Essa norma visa dar cumprimento ao princípio da maior proteção ao meio ambiente, pois ao alocar a integradora também como responsável ambiental pelo empreendimento ou atividade desenvolvida, a possibilidade de cumprimento das normas ambientais aumenta consideravelmente.
São dois pontos positivos na inclusão desta norma. Primeiro, praticamente transmitiu para a integradora a fiscalização ambiental de seu integrado, contribuindo assim com a fiscalização dos órgãos públicos competentes. Segundo, visou dar efetividade ao cumprimento das obrigações ambientais, tanto no sentido da proteção ambiental quanto para o pagamento de eventuais multas impostas, pois ao trazer a integradora como co-responsável ambiental, também impôs à ela o ônus do pagamento de eventuais multas.
Este pode ser um exemplo de norma cuja aplicação se dará independentemente da época da elaboração do contrato de integração, se antes ou depois da lei nova, como visto no primeiro comentário da série. Por isso, a necessidade de imediata atenção do integrador.
A responsabilidade da integradora somente desaparecerá quando o produtor integrado adotar conduta contrária ou diversa às recomendações técnicas fornecidas pela integradora ou estabelecidas no contrato de integração. Do contrário, será co-responsável pela proteção ambiental na execução do contrato de integração, de modo que um contrato mau feito ou omisso poderá repercutir negativamente a integradora.

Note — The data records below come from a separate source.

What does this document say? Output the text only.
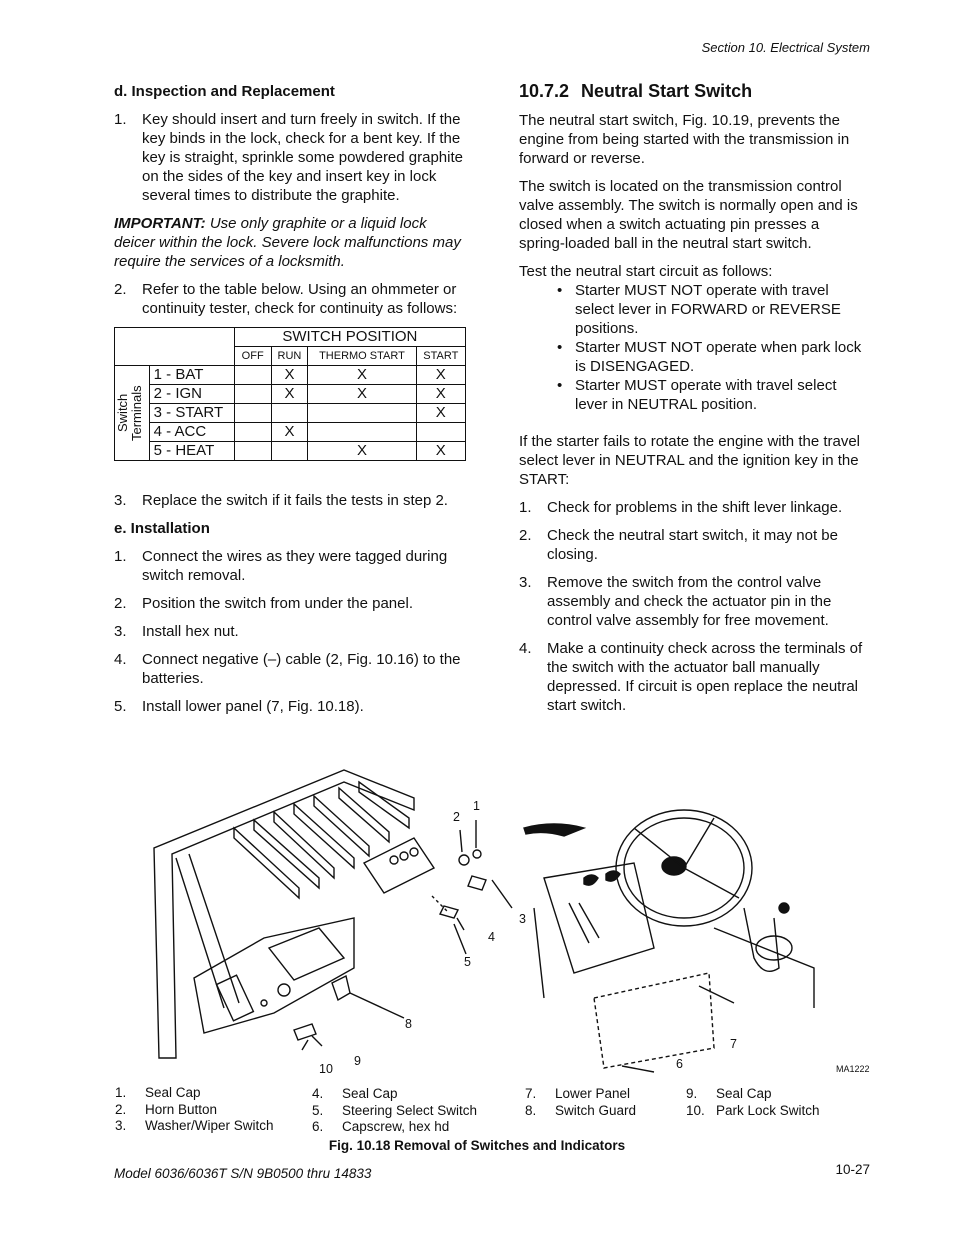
Section 10. Electrical System
d. Inspection and Replacement
1.	Key should insert and turn freely in switch. If the key binds in the lock, check for a bent key. If the key is straight, sprinkle some powdered graphite on the sides of the key and insert key in lock several times to distribute the graphite.
IMPORTANT: Use only graphite or a liquid lock deicer within the lock. Severe lock malfunctions may require the services of a locksmith.
2.	Refer to the table below. Using an ohmmeter or continuity tester, check for continuity as follows:
		SWITCH POSITION			
		OFF	RUN	THERMO START	START

Switch Terminals	1 - BAT		X	X	X
	2 - IGN		X	X	X
	3 - START				X
	4 - ACC		X		
	5 - HEAT			X	X
3.	Replace the switch if it fails the tests in step 2.
e. Installation
1.	Connect the wires as they were tagged during switch removal.
2.	Position the switch from under the panel.
3.	Install hex nut.
4.	Connect negative (–) cable (2, Fig. 10.16) to the batteries.
5.	Install lower panel (7, Fig. 10.18).
10.7.2 Neutral Start Switch

The neutral start switch, Fig. 10.19, prevents the engine from being started with the transmission in forward or reverse.

The switch is located on the transmission control valve assembly. The switch is normally open and is closed when a switch actuating pin presses a spring-loaded ball in the neutral start switch.

Test the neutral start circuit as follows:

• Starter MUST NOT operate with travel select lever in FORWARD or REVERSE positions.
• Starter MUST NOT operate when park lock is DISENGAGED.
• Starter MUST operate with travel select lever in NEUTRAL position.

If the starter fails to rotate the engine with the travel select lever in NEUTRAL and the ignition key in the START:

1.	Check for problems in the shift lever linkage.
2.	Check the neutral start switch, it may not be closing.
3.	Remove the switch from the control valve assembly and check the actuator pin in the control valve assembly for free movement.
4.	Make a continuity check across the terminals of the switch with the actuator ball manually depressed. If circuit is open replace the neutral start switch.
1
2
3
4
5
6
7
8
9
10	MA1222
1.	Seal Cap
2.	Horn Button
3.	Washer/Wiper Switch
4.	Seal Cap
5.	Steering Select Switch
6.	Capscrew, hex hd
7.	Lower Panel
8.	Switch Guard
9.	Seal Cap
10. Park Lock Switch
Fig. 10.18 Removal of Switches and Indicators
Model 6036/6036T S/N 9B0500 thru 14833	10-27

Sem dúvida, é um grande passo na legislação ambiental brasileira e um alerta para integradores.
No próximo comentário, mais uma inovação: a questão da proteção do integrado diante de eventual recuperação judicial do integrador.
Recuperação Judicial do Integrador
Esta série de comentários sobre a nova lei de integração finaliza com seu quinto artigo comentando outro avanço constante no texto sancionado: a posição do integrado diante da recuperação judicial do integrador.
A recuperação judicial, instrumento jurídico que vem recebendo muita atenção no ordenamento brasileiro, está cada vez mais presente no agronegócio, onde inclusive há alguns vácuos legislativos e questões próprias que desafiam o Judiciário em sua interpretação, como, por exemplo, a continuidade de eventuais contratos de arrendamento ou parceria rural com a empresa recuperanda. É de se esperar, portanto, que novas leis já possam resolver estes problemas de minimização dos riscos diante do cenário de recuperação judicial ou falência.
No art. 13 da nova lei de integração, há a disposição de que em caso de recuperação judicial do integrador, o produtor integrado poderá pleitear a restituição dos bens desenvolvidos até o valor de seu crédito e/ou requerer a habilitação de seus créditos com privilégio especial sobre os bens desenvolvidos.
Longe de ser a melhor forma de resolver a questão, ou mesmo a melhor redação que poderia se esperar sobre o assunto, pelo menos é uma saída prevista à disposição do integrado, que passa a ter melhor chance de receber eventuais créditos do integrador em recuperação, sorte esta que não alcança boa parte dos credores fidejussórios de empresas em recuperação judicial.
Para sua melhor efetividade, necessário que o integrado possua um bom contrato e mantenha registros eficientes, atuais e claros de sua atividade, tais como insumos recebidos, bens integralizados, quantidade vendida, valores recebidos, etc.